Die Beklagte hatte im Jahr 2001 das Wortzeichen "Dr. No" als Gemeinschaftsmarke angemeldet. Gegen diese Eintragung richtet sich der Widerspruch der Klägerin. Nach deren Ansicht liegt Verwechslungsgefahr mit einer älteren, notorisch bekannten Marke vor. Die Bezeichnung "Dr. No" werde im geschäftlichen Verkehr hauptsächlich zur Kennzeichnung von Medien benutzt.
Widerspruch und Beschwerde hatten keinen Erfolg. Ebenso scheiterte die Klage vor dem EuG.

Das Gericht stellt zunächst fest, dass die wesentliche Funktion einer Marke darin besteht, die betriebliche Herkunft einer Ware / Dienstleistung zu identifizieren. Gerade Verbraucher sollen so die Möglichkeit erhalten, ein Produkt - mit dem sie gute Erfahrungen gemacht haben - unmittelbar zu identifizieren. "Dr. No" hingegen ist der Titel des ersten James Bond Films und der Name der Hauptfigur. Allein dieser Name gibt jedoch nicht den betrieblichen Ursprung der Filme an, sondern deren "künstlerischen Ursprung". Die betriebliche Herkunft wird eher durch die Zeichen "007" oder "James Bond" angezeigt. Auch die erzielten Gewinne des Films "Dr. No" begründen keine markenmäßige Benutzung.
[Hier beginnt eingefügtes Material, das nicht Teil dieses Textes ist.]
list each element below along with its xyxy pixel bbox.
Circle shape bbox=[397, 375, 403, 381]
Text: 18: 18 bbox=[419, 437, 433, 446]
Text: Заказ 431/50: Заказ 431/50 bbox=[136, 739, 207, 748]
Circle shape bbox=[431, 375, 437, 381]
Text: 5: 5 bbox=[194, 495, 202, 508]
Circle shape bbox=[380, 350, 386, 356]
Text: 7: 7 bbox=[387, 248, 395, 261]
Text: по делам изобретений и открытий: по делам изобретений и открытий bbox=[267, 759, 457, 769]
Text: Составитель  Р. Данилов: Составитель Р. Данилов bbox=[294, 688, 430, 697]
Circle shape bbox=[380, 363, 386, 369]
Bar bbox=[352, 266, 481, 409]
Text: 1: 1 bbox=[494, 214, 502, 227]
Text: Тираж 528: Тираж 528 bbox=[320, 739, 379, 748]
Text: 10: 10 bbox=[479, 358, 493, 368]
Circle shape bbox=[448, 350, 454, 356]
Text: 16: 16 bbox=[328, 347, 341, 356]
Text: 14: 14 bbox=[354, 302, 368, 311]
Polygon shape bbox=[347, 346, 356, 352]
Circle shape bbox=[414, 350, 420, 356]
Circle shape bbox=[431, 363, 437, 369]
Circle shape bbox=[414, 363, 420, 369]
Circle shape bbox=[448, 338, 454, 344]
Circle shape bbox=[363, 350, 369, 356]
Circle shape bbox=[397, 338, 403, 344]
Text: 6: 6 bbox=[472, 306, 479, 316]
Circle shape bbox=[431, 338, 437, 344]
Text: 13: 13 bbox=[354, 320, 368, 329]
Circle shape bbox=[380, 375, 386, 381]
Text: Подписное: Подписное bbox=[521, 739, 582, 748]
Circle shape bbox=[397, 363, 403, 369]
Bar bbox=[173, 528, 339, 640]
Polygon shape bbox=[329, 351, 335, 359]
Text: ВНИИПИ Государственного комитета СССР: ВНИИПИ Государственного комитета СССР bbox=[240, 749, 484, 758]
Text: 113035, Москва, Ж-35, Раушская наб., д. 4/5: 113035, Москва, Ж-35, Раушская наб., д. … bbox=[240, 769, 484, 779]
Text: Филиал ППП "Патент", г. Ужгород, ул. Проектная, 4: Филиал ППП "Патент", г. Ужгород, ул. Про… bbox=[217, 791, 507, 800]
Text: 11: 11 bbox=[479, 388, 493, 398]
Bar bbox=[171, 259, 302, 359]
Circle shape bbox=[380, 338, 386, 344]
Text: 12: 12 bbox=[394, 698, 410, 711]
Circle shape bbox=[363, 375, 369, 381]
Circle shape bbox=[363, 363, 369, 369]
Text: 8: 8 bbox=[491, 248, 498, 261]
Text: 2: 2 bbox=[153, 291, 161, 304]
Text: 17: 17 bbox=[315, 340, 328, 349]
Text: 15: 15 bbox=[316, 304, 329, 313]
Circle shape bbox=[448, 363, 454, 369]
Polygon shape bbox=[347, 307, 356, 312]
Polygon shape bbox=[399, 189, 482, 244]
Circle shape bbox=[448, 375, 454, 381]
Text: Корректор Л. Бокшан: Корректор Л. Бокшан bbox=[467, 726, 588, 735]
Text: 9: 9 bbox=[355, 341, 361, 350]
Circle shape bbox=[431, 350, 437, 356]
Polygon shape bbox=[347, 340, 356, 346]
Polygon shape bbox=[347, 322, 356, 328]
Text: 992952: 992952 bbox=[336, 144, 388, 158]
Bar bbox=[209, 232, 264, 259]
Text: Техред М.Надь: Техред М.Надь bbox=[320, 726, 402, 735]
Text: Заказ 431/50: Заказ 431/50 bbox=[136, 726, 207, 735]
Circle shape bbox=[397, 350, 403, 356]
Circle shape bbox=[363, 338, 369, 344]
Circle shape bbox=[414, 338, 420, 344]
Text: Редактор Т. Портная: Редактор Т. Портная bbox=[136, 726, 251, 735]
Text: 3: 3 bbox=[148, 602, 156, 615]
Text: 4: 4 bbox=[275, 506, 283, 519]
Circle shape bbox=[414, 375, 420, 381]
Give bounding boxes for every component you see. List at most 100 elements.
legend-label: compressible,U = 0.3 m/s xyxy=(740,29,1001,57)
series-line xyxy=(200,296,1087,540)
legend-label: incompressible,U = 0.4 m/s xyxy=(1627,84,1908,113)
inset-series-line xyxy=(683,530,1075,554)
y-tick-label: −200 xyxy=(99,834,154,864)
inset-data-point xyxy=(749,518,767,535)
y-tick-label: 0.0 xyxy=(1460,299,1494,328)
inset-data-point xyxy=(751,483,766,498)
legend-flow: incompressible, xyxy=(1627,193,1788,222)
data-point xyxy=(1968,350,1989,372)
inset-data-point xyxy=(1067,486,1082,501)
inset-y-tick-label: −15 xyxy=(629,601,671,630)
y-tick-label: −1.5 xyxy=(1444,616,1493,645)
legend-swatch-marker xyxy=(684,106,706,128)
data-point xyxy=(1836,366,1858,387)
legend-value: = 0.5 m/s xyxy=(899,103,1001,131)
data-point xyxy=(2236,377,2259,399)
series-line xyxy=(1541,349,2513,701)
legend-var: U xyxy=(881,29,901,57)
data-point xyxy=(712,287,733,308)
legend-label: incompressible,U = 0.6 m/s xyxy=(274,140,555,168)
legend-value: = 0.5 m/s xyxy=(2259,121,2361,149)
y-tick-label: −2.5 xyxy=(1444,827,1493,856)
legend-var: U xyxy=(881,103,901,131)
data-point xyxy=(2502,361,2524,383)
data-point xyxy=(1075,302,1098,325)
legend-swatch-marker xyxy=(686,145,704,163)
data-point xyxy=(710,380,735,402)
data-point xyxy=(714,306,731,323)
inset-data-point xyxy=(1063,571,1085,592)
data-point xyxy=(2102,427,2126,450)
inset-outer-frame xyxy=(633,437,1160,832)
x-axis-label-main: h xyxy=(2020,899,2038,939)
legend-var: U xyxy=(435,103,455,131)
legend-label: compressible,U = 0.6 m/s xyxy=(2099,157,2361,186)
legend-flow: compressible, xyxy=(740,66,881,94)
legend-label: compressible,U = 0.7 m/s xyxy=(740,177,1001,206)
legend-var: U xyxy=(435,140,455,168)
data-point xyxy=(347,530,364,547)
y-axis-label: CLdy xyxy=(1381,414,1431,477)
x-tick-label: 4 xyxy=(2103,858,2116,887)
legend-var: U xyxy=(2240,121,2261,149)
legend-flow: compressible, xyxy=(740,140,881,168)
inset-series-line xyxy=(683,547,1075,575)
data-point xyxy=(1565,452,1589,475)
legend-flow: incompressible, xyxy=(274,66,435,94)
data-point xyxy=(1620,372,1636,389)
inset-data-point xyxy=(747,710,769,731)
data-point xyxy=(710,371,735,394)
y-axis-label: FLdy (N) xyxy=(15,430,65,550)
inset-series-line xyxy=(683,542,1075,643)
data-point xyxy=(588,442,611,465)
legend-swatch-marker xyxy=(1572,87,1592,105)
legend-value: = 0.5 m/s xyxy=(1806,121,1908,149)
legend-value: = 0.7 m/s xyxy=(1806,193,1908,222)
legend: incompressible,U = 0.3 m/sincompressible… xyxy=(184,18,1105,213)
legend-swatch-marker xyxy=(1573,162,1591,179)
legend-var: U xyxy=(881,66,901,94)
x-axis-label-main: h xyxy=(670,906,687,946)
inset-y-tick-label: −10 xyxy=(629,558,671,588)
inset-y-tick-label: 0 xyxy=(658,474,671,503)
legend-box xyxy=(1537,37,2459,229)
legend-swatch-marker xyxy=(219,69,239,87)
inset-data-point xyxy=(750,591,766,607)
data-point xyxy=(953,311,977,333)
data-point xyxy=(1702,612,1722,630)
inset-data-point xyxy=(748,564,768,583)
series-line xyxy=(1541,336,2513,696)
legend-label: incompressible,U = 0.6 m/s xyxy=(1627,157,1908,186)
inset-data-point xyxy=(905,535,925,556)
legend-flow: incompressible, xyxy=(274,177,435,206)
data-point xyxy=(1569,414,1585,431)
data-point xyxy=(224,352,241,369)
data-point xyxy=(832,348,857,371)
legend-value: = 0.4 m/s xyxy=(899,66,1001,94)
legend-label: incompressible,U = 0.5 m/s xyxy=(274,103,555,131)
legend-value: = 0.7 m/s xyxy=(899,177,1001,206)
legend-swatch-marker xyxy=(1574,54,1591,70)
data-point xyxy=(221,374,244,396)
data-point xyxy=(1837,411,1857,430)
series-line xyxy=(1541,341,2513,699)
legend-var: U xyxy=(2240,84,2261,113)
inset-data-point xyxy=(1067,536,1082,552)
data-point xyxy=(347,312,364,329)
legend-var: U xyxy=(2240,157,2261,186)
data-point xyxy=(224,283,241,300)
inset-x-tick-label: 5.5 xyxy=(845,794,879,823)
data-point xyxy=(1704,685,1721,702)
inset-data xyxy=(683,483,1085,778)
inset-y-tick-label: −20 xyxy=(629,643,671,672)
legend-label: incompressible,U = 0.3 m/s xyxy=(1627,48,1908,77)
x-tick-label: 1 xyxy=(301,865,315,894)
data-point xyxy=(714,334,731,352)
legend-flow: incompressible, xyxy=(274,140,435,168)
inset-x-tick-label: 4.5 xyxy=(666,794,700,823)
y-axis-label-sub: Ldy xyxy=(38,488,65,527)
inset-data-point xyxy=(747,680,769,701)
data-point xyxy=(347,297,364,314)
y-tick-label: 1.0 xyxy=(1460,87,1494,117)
Weiter führt das Gericht aus, dass die Unterscheidung zwischen Marke und Titel insbesondere nicht willkürlich und wirklichkeitsfremd ist. Ein und dasselbe Zeichen kann ein Werk im Sinne des Urheberrechtes und eine Angabe über die betriebliche Herkunft des Produktes sein. Allein der urheberrechtliche Titelschutz begründet keinen markenrechtlichen Schutz. "Dr. No" ist folglich "nur" der Titel. "James Bond 007" zeigt die betriebliche Herkunft der Produkte an.


2. "Nivea-Blau"
OLG Hamburg, Urteil vom 19.11.2008 - 5 U 148/07

Die Klägerin ist Inhaberin der Farbmarke "Nivea-Blau". Die Beklagte ist eine unmittelbare Konkurrentin der Klägerin und vertreibt unter der Marke "Dove" ebenfalls Körperhygiene Produkte. Unter Benutzung der Farbmarke "Nivea-Blau" brachte die Beklagte zahlreiche Pflegeprodukte auf den Markt. Die Klägerin sah sich in ihren Rechten verletzt und machte markenrechtliche Unterlassungsansprüche geltend.

Im Ergebnis verneint das Gericht einen markenrechtlichen Unterlassungsanspruch. Eine Verwechslungsgefahr besteht nicht. Hierzu müsste nämlich die Beklagte die blaue Farbe kennzeichenmäßig verwenden. Hierbei muss berücksichtigt werden, dass Verbraucher regelmäßig nicht allein über die Farbe auf die Herkunft eines Produktes schließen, ohne dass auf dem Produkt weitere Angaben gemacht werden.

Zudem besteht für die Farbe "Blau" als Grundfarbe gerade im Bereich der Körperpflegeprodukte ein besonderes Freihaltebedürfnis. Auch schwächt die Klägerin selbst durch Verwendung anderer Farben die Kennzeichnungskraft des "Nivea-Blau".

Letztlich verwendet die Beklagte auf den beanstandeten Produkte ihre bekannte Wort-Bildmarke, so dass der verwendete Farbton weiter in den Hintergrund gedrängt wird.